Ad oggi, solo il 10% delle nostre scuole primarie, e il 23% delle nostre scuole secondarie, è connesso ad Internet con rete veloce. Le altre sono collegate a velocità medio-bassa, ma con situazioni molto differenziate, e spesso sufficienti a mettere in rete solo l’ufficio di segreteria, o il laboratorio tecnologico; quasi in una scuola su due (46%), la connessione non raggiunge le classi e quindi non permette quell’innovazione didattica che la Rete può abilitare.
Più della metà delle classi del nostro Paese, quindi, non può applicare forme di didattica digitale. Un digital divide che non possiamo permetterci, se abbiamo a cuore la nostra scuola.
Il processo di digitalizzazione della scuola è stato troppo lento, non solo per mancanza di risorse pubbliche. Abbiamo anche investito in tecnologie troppo “pesanti”, come le Lavagne Interattive Multi- mediali (le famose “LIM”), che hanno da una parte ipotecato l’uso delle nostre risorse per innovare la didattica, dall’altra parzialmente “ingombrato” le nostre classi, spaventando alcuni docenti.
La tecnologia non deve spaventare, ammonisce il governo dalle pagine del report sulla Buona scuola. Deve invece essere leggera e flessibile, adattandosi alle esigenze di chi la usa, allo stile dei nostri docenti, alla creatività dei nostri ragazzi.

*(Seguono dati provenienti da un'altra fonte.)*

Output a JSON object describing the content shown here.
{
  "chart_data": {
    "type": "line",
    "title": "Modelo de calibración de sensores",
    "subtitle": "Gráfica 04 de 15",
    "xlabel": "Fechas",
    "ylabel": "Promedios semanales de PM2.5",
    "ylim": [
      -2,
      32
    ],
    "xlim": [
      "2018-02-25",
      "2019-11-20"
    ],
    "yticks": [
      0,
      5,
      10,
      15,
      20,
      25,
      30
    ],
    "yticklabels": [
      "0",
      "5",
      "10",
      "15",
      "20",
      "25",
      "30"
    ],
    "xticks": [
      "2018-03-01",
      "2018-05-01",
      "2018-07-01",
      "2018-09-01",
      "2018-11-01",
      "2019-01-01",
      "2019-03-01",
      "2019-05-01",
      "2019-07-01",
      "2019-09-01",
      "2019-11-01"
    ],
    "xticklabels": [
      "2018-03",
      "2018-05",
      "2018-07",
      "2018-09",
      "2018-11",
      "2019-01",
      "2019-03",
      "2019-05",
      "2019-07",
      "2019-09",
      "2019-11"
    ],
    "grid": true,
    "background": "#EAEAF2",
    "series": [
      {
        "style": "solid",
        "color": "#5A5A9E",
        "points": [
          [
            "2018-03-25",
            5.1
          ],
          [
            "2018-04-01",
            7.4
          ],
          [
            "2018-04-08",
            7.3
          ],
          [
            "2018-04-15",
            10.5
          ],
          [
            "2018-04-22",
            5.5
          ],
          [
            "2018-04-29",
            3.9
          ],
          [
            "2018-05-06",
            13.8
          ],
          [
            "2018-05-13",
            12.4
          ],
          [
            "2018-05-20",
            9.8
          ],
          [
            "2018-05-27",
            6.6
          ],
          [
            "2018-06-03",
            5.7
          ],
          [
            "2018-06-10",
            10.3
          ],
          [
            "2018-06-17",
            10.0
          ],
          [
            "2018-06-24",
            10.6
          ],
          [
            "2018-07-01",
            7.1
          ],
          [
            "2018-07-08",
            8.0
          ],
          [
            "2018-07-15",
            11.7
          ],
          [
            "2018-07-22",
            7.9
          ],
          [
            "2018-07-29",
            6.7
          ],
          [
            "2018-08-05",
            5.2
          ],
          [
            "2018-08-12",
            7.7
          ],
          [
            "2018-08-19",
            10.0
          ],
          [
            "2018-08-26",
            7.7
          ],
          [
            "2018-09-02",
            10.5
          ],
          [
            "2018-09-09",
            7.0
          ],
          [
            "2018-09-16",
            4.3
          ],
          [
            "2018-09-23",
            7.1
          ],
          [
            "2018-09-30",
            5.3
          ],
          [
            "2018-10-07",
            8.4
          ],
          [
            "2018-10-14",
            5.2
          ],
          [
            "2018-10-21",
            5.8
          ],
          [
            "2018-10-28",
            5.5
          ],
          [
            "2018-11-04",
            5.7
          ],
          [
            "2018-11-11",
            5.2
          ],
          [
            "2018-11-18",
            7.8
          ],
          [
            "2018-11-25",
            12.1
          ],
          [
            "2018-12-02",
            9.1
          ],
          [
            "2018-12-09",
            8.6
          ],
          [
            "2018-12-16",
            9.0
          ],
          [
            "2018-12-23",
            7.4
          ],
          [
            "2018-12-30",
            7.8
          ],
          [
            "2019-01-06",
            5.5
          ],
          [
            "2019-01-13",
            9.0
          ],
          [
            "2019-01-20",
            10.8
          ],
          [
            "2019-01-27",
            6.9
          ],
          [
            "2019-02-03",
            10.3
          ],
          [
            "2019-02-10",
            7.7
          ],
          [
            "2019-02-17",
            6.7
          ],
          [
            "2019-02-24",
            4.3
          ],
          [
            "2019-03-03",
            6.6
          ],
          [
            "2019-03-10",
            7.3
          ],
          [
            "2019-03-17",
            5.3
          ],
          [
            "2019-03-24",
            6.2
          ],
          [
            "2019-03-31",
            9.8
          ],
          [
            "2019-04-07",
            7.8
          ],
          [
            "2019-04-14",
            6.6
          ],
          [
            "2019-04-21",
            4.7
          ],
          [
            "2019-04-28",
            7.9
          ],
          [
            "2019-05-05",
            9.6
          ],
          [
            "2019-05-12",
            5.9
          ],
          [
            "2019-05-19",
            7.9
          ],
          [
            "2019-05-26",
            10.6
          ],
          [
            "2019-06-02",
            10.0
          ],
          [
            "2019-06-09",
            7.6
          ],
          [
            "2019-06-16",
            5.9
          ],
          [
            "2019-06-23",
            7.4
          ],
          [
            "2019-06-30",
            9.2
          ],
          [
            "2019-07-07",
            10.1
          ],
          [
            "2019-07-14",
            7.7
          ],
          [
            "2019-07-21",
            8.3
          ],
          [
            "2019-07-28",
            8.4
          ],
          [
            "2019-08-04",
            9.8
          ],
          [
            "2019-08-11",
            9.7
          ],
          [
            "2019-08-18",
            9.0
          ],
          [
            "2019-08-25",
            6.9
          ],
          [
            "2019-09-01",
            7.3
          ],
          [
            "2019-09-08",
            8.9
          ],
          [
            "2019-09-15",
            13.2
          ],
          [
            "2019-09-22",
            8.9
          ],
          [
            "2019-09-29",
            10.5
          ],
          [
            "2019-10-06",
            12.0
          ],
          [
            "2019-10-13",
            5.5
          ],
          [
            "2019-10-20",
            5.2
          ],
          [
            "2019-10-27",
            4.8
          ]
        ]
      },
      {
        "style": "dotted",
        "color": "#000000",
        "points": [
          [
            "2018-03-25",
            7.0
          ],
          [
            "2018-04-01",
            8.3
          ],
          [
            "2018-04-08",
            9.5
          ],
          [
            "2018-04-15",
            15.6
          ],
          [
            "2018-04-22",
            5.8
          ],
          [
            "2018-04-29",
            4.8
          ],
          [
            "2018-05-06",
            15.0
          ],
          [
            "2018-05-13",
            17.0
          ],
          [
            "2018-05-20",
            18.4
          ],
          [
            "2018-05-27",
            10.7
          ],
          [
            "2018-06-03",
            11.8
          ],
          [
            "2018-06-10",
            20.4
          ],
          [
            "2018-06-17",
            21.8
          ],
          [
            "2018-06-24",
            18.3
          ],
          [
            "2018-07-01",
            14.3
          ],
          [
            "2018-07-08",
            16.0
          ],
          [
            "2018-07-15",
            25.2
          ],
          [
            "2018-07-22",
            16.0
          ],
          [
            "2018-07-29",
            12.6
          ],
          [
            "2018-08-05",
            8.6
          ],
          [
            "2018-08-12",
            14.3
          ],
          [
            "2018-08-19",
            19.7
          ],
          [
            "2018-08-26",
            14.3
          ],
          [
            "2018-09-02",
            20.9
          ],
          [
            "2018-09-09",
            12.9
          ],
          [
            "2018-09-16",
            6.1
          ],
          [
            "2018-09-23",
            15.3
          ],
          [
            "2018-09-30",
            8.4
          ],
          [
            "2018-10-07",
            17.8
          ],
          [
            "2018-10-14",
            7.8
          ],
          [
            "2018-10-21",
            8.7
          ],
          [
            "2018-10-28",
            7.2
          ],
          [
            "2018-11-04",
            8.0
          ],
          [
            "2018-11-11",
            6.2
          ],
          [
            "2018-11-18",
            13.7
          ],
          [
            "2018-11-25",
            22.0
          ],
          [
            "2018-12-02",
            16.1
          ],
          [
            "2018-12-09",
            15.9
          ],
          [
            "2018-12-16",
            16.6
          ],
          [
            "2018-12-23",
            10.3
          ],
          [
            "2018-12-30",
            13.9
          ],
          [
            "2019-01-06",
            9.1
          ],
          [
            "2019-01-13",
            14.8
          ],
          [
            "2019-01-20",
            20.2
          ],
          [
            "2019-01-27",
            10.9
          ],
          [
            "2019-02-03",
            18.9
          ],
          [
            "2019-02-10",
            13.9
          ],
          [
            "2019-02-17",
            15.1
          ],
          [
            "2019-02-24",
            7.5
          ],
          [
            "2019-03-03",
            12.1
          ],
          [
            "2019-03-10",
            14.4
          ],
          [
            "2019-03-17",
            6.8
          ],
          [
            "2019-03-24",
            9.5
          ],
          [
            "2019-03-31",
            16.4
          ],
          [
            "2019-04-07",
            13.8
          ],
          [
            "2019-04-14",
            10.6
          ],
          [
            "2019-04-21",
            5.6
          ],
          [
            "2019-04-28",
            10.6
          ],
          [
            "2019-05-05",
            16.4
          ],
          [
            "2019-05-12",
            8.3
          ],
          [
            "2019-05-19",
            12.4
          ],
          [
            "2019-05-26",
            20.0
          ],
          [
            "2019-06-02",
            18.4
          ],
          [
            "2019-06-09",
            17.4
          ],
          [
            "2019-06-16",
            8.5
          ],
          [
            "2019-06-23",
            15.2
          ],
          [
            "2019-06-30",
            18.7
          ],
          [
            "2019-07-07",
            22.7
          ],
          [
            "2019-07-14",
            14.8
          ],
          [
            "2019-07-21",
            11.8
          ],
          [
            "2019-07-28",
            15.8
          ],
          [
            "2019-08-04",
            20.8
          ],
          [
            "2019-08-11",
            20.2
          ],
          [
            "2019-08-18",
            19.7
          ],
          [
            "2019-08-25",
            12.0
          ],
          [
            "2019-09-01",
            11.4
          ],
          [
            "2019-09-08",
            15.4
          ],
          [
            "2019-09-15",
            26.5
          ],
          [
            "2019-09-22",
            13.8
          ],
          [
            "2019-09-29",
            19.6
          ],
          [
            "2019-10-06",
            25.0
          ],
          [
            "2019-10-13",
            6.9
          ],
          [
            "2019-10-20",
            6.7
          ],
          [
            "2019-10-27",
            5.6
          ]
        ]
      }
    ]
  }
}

Non deve essere costrittiva e catalizzare l’attenzione, ma deve essere abilitante, diffusa, personale, discreta. Rispettosa del valore umano dell’educazione, del valore sociale della didattica, e infine il più possibile sostenibile per le nostre risorse pubbliche.
"Questa è la visione su cui vogliamo investire - dichiara il Governo - per far sì che nessuna scuola sia isolata o lasciata indietro, e per completare, con urgenza, la digitalizzazione degli istituti scolastici di ogni ciclo".